Wednesday, August 28, 2013

Dear Collegiate Club Organizer

Dear Collegiate Club-or-Team Organizer/Captain/President:

Your job is not to produce great dancers.

Your goal is not to have the best dance club/team in the country.

You are not running a dance academy.

These people are not here because their parents paid a large sum of money with the intent of one day producing the best-of-the-best.

Most of these people are well-educated adults that know how to seek additional information. They do not need the hand-holding or direction that youth dancers are coddled with.
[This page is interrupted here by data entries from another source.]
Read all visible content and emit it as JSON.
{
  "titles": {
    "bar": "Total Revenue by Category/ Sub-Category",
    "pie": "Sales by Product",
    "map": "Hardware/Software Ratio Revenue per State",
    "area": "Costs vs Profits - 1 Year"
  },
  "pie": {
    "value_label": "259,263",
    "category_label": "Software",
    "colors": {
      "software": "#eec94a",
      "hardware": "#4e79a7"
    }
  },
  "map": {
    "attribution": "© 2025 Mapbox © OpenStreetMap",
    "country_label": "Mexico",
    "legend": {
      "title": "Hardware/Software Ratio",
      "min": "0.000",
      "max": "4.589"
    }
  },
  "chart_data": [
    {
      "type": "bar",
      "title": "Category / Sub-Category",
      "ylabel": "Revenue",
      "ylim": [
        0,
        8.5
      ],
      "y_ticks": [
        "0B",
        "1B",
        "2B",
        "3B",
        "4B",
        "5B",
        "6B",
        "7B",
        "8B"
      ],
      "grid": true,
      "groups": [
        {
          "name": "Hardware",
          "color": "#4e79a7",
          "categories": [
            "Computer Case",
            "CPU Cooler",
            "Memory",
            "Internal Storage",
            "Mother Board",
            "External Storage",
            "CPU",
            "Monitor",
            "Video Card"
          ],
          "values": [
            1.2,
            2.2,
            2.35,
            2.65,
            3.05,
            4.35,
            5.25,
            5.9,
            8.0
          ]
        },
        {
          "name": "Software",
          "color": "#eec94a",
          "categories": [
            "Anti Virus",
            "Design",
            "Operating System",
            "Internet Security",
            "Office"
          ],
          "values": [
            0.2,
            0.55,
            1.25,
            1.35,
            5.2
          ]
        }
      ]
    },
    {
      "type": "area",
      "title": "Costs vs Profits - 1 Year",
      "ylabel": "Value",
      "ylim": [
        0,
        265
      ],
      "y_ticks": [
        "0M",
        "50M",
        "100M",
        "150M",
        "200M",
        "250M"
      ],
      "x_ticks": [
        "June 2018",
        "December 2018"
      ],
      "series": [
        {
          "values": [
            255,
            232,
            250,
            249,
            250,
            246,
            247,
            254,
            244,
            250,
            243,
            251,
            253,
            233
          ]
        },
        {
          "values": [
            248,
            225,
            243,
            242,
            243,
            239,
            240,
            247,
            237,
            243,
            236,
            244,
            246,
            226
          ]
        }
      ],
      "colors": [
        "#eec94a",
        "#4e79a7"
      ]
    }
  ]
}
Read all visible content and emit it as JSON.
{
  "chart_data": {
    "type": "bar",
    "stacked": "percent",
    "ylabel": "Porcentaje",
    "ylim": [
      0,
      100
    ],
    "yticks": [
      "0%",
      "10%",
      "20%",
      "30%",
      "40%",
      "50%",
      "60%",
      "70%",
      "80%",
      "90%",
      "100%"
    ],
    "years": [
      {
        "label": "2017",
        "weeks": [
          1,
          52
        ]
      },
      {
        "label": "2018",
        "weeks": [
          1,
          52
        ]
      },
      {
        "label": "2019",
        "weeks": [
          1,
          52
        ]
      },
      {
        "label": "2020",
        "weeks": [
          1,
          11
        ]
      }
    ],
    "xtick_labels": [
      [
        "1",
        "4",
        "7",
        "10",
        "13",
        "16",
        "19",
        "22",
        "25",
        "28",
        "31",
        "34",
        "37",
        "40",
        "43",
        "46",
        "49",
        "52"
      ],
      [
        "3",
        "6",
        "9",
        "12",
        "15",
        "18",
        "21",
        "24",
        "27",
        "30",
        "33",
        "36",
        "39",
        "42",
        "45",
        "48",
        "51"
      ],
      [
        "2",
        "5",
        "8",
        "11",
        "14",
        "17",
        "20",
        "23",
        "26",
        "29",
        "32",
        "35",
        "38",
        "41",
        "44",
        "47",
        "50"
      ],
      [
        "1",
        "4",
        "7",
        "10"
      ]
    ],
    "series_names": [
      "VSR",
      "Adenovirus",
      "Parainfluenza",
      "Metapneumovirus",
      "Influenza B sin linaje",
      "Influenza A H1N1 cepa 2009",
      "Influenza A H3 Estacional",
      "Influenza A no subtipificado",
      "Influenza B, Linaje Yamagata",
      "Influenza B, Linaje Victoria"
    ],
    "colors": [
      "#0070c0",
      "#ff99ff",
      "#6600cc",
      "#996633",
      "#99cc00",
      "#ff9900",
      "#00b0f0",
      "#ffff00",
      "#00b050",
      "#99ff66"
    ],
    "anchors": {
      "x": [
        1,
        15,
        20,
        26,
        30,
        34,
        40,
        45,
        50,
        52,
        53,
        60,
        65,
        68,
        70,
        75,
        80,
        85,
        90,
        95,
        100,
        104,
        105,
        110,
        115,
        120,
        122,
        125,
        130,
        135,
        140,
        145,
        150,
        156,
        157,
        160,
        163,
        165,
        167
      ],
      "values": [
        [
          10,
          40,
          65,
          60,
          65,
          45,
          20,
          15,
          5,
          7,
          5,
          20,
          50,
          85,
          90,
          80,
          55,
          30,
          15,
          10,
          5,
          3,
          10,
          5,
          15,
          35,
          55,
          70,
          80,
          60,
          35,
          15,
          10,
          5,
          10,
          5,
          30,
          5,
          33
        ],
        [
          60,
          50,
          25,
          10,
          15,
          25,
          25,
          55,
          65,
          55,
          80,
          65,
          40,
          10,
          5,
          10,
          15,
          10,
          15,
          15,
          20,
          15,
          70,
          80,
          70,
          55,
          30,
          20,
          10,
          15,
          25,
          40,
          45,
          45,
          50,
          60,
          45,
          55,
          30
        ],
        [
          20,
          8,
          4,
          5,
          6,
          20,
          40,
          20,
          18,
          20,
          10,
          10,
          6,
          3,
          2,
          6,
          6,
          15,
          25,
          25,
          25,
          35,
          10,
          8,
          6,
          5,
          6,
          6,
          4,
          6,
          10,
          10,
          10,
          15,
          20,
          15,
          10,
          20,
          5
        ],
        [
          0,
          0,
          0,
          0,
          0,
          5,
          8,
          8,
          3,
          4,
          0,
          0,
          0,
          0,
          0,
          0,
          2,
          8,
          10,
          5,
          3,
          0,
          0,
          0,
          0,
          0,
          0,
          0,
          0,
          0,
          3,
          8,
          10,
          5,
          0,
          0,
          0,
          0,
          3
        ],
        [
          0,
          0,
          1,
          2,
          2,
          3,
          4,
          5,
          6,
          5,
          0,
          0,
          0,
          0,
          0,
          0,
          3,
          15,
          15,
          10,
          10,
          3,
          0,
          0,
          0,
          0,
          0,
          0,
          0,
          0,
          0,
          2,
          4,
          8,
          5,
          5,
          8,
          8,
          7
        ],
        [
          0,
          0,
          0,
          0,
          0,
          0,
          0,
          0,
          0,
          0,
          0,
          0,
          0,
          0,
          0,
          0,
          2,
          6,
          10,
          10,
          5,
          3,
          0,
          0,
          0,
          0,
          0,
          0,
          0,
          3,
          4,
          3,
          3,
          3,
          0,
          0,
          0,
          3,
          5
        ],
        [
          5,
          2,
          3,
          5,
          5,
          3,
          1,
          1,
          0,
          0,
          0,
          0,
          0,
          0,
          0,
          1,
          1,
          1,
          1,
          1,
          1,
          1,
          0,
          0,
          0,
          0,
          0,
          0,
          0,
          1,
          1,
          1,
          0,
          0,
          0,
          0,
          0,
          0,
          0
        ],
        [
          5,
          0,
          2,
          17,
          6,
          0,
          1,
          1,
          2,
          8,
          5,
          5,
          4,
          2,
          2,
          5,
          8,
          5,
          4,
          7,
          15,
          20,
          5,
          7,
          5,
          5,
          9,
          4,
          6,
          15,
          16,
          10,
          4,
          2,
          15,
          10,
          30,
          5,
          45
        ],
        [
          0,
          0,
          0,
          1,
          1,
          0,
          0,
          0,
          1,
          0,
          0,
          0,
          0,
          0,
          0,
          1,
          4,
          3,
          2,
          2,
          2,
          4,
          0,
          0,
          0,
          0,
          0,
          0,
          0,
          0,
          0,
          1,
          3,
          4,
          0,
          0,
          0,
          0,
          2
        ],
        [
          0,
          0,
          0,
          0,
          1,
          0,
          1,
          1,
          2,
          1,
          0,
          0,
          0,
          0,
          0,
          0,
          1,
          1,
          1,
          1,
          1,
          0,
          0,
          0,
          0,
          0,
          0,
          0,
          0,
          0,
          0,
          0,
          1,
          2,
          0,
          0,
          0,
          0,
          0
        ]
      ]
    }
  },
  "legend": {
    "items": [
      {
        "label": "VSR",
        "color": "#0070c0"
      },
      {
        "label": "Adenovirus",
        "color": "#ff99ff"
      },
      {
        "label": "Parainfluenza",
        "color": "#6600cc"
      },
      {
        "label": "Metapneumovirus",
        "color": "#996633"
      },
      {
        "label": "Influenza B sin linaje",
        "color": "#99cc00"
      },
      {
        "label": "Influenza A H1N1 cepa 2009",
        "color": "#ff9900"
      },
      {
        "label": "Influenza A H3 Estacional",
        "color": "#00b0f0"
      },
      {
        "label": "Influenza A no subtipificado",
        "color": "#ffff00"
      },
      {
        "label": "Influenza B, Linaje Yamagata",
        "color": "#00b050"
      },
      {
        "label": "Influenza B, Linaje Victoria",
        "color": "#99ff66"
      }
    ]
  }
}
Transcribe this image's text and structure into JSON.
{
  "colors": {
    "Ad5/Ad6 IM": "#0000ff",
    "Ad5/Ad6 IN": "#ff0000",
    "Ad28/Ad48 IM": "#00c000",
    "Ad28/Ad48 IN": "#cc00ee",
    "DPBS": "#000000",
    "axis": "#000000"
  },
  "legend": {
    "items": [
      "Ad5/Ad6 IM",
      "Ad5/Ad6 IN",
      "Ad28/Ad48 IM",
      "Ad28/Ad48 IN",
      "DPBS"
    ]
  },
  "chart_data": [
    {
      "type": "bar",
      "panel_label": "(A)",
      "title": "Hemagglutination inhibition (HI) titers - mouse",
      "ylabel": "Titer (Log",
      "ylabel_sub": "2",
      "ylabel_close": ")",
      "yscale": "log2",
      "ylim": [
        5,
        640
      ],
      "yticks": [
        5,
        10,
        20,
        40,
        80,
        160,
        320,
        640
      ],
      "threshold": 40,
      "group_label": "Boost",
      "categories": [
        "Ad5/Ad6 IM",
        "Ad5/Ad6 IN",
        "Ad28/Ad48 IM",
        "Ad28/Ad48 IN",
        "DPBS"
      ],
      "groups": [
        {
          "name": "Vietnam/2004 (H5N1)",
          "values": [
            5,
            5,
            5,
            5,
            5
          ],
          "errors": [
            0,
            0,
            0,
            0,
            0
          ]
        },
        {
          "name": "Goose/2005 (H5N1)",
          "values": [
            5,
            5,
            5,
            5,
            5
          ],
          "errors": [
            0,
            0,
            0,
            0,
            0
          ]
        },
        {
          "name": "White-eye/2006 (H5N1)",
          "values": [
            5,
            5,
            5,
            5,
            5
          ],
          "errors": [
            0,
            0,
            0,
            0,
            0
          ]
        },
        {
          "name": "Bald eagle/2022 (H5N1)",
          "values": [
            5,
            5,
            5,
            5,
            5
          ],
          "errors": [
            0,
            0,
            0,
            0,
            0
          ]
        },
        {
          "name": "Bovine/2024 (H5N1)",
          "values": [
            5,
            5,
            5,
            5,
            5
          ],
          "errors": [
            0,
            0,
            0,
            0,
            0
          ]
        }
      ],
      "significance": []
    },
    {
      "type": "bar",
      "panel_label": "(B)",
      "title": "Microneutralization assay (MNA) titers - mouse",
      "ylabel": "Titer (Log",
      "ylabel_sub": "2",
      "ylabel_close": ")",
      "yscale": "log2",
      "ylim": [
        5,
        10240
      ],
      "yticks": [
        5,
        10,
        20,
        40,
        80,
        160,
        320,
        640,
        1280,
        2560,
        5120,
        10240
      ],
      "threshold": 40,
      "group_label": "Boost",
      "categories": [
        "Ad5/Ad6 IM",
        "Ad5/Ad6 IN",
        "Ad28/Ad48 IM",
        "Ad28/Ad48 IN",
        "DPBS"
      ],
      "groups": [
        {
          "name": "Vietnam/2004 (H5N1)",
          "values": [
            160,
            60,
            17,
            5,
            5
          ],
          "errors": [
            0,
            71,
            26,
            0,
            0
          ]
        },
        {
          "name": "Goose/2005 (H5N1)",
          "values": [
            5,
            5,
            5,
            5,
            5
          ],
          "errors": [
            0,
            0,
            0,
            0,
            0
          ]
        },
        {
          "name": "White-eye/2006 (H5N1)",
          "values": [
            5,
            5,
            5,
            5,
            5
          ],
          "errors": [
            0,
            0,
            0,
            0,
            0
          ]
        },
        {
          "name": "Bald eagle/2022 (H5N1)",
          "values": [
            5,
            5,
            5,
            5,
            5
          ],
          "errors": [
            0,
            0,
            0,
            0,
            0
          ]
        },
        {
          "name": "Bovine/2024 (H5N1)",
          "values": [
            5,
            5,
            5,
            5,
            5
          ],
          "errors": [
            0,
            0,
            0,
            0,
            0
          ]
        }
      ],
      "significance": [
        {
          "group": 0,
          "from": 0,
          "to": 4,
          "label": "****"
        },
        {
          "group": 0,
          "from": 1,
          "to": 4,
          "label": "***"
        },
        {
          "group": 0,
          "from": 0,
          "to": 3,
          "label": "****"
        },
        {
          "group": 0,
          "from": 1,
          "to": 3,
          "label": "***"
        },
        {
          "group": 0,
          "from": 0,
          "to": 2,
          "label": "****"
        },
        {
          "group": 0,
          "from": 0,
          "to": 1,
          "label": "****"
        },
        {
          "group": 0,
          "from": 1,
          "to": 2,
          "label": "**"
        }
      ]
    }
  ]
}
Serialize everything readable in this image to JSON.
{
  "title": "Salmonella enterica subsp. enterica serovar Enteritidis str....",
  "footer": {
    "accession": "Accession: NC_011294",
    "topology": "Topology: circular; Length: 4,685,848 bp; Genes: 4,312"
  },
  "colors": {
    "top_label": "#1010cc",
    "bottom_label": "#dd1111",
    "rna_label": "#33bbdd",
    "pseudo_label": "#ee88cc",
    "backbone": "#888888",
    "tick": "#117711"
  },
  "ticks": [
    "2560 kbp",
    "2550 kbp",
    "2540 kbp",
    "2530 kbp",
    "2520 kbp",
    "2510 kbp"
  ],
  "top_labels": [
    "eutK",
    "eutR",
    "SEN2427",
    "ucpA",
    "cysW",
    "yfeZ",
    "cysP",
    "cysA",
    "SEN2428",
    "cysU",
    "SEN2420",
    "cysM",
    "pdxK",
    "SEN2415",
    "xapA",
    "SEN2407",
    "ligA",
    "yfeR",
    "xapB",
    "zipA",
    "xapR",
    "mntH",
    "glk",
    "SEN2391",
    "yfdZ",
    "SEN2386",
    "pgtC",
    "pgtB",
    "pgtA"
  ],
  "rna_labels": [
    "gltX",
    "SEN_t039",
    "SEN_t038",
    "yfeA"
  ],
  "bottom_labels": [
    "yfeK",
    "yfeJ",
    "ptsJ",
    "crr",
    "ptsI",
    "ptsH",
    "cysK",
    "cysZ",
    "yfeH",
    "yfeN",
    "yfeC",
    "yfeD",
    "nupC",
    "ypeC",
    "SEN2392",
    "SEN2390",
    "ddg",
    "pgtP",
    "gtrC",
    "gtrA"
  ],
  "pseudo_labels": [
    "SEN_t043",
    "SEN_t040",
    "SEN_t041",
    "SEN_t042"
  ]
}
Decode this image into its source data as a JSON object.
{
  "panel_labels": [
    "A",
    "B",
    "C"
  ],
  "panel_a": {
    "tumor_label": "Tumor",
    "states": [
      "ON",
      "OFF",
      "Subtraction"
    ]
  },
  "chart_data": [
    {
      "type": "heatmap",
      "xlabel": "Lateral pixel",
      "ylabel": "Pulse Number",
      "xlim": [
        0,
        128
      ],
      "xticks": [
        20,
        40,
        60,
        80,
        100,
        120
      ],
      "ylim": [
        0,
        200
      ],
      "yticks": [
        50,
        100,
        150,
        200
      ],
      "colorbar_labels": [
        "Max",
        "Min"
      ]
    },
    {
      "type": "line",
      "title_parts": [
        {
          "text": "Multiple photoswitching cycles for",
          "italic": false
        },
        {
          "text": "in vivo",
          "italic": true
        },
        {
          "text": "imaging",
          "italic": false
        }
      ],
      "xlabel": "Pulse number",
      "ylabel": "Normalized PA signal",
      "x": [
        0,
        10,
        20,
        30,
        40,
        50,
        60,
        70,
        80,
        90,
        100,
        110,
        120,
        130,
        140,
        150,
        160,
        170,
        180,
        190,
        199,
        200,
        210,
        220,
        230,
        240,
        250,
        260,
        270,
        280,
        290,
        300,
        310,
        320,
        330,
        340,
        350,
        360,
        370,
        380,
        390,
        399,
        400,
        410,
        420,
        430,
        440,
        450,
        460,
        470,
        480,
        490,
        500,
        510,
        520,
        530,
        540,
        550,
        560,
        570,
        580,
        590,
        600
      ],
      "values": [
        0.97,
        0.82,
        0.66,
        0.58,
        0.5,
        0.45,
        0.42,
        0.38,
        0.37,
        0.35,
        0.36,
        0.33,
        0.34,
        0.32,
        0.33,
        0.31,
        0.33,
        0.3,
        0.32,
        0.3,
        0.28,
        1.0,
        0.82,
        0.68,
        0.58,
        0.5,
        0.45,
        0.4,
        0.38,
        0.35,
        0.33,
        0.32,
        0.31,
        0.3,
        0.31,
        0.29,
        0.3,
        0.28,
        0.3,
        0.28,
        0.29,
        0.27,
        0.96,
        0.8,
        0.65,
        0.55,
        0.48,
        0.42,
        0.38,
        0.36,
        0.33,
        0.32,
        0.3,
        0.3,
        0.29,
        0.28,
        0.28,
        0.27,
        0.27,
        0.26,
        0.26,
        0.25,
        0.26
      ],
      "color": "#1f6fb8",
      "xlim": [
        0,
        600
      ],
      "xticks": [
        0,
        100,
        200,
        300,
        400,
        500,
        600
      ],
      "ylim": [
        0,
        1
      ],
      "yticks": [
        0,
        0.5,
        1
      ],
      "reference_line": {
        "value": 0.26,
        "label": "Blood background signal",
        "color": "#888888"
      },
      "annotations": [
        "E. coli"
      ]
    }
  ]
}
For that matter, they don't need an ambitious curriculum forced down their throat. Many of them are seeking release from being told what to do, and are instead asking what to do.

Your job is this:
To create an environment where people can fall in love with Ballroom Dancing, and give them the resources to explore that love to their hearts' content.
You'll have higher retention, happier dancers, and believe it or not, more skilled dancers that decide to take their dance education into their own hands in order to excel. Focus on recruiting and giving people direction to getting more information. Allow and encourage people to get as good as they'd like at the pace they'd like. It's a club, not a certification program. You'll get people with many different goals:

  • You wanna be the best? Join the group that meets twice a week, here are the available practice spaces, and here is the list of coaches in the area, especially the ones that work with the team.
  • You wanna improve rapidly? Let's hook you up with a team mentor, and here are a few well-respected amateurs in the area that said they'd help out.
  • You wanna just have fun and come to the parties? We have a general lesson once per week and a social every Sunday, and a couple of team parties every semester.

All of these people are important to the organization and to the ballroom community. Don't tell anyone what sort of person they need to be to enjoy the sport. Just give them the tools and opportunity to excel, then get out of the way, and above all, make everyone feel welcome to the ballroom family.